COMPOSITE CLASSIFIER MODEL BASED ON EXTREME GRADIENTBOOSTING FOR EARLY DETECTION OF CERVICAL CANCER
Keywords:
Cervical Cancer,, Composite Classifier,, XGBosst,, Pipeline,, Machine LearningAbstract
Over the past few decades, cervical cancer has become one of the most common health issues affecting women worldwide, particularly in developing countries. Cervical cancer is a type of cancer that starts in the cervix, and it usually begins in the cells on the surface of the cervix. It has no noticeable signs when it first appears and can be deadly. However, if detected at an early stage, cervical cancer is treatable and curable. The high increase in the number of cervical cancer cases and deaths resulting from late detection is the motivation behind this study. This study aims to develop a model that helps women calculate the risk of cervical cancer based on their demographic information and medical history. The dataset used in this study was from Hospital University de Carcus and was obtained from the UC Irvin Repository. The dataset consists of demographic information, living habits, and medical history of 858 patients.

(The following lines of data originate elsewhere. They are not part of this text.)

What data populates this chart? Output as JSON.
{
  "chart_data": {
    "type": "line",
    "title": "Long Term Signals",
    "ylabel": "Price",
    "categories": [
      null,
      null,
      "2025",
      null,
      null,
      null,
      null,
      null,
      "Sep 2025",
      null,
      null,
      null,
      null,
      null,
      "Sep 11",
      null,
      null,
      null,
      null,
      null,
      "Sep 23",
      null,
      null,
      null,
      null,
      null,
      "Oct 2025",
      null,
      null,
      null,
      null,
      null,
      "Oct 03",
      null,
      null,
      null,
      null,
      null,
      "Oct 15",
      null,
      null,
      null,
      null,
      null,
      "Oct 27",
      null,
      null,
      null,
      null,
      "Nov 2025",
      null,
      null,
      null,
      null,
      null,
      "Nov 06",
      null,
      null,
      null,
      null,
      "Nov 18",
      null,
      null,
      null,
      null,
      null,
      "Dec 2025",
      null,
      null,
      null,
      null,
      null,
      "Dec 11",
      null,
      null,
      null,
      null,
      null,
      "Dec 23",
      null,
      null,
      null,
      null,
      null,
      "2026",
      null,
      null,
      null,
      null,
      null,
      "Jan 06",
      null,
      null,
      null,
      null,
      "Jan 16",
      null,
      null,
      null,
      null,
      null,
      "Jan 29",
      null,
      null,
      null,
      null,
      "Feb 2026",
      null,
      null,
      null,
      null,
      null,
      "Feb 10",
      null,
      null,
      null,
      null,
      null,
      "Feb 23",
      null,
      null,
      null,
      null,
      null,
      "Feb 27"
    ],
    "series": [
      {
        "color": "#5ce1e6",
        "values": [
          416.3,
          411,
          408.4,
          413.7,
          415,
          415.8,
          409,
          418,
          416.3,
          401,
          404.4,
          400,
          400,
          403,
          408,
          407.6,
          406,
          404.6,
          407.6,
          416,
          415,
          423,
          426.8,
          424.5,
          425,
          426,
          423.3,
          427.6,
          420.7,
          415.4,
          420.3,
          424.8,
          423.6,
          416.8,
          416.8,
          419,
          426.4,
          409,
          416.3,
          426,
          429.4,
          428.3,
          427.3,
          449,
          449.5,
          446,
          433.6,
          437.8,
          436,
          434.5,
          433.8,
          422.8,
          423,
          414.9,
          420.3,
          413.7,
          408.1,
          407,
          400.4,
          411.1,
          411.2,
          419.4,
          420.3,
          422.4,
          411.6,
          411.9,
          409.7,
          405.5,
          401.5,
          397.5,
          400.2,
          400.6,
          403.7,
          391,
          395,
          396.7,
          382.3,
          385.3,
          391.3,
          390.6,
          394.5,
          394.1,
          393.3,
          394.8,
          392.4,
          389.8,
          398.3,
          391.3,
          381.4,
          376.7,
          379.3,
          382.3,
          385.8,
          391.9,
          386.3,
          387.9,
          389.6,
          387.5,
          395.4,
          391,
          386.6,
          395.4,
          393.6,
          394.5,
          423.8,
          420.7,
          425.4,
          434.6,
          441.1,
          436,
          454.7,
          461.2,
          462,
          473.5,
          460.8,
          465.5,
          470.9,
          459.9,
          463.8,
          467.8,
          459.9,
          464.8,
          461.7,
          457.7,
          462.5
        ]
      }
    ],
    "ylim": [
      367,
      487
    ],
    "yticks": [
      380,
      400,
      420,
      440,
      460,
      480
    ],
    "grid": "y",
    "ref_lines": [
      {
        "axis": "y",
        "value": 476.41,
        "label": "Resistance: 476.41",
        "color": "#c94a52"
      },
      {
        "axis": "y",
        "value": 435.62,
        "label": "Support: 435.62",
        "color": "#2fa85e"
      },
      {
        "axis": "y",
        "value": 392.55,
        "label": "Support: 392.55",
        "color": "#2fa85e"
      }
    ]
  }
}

Object-oriented analysis and Design methodology was adopted in this study for modularity and system design. A pipeline was implemented to build a composite classifier as a chain of transformer, sampler, and estimator, aiming to prevent overfitting, data leakage, and enhance the proposed model's performance. To build the composite classifier, StandardScaler was used as a transformer, SmoteTomek as the sampler, and XGBoost ensemble learning classifier as an estimator. A conventional XGBoost classifier was trained to identify the top 12 features that impacted the performance of the classification model. Performance metrics, including recall, accuracy, precision, and F1-score, were used to evaluate the model’s performance. The proposed model correctly identifies 100% of women at risk of developing cervical cancer with an accuracy, precision, and recall of 99%, 89%, 100%, and 94% respectively. Based on the developed classification model and its respective results, the proposed model, which consists of a hybrid sampling technique of SmoteTomek with the XGBoost ensemble learning classifier as an estimator in a pipeline, demonstrates a significant improvement in identifying women at risk of developing cervical cancer, thereby tremendously reducing type II error, which occurred due to misclassification.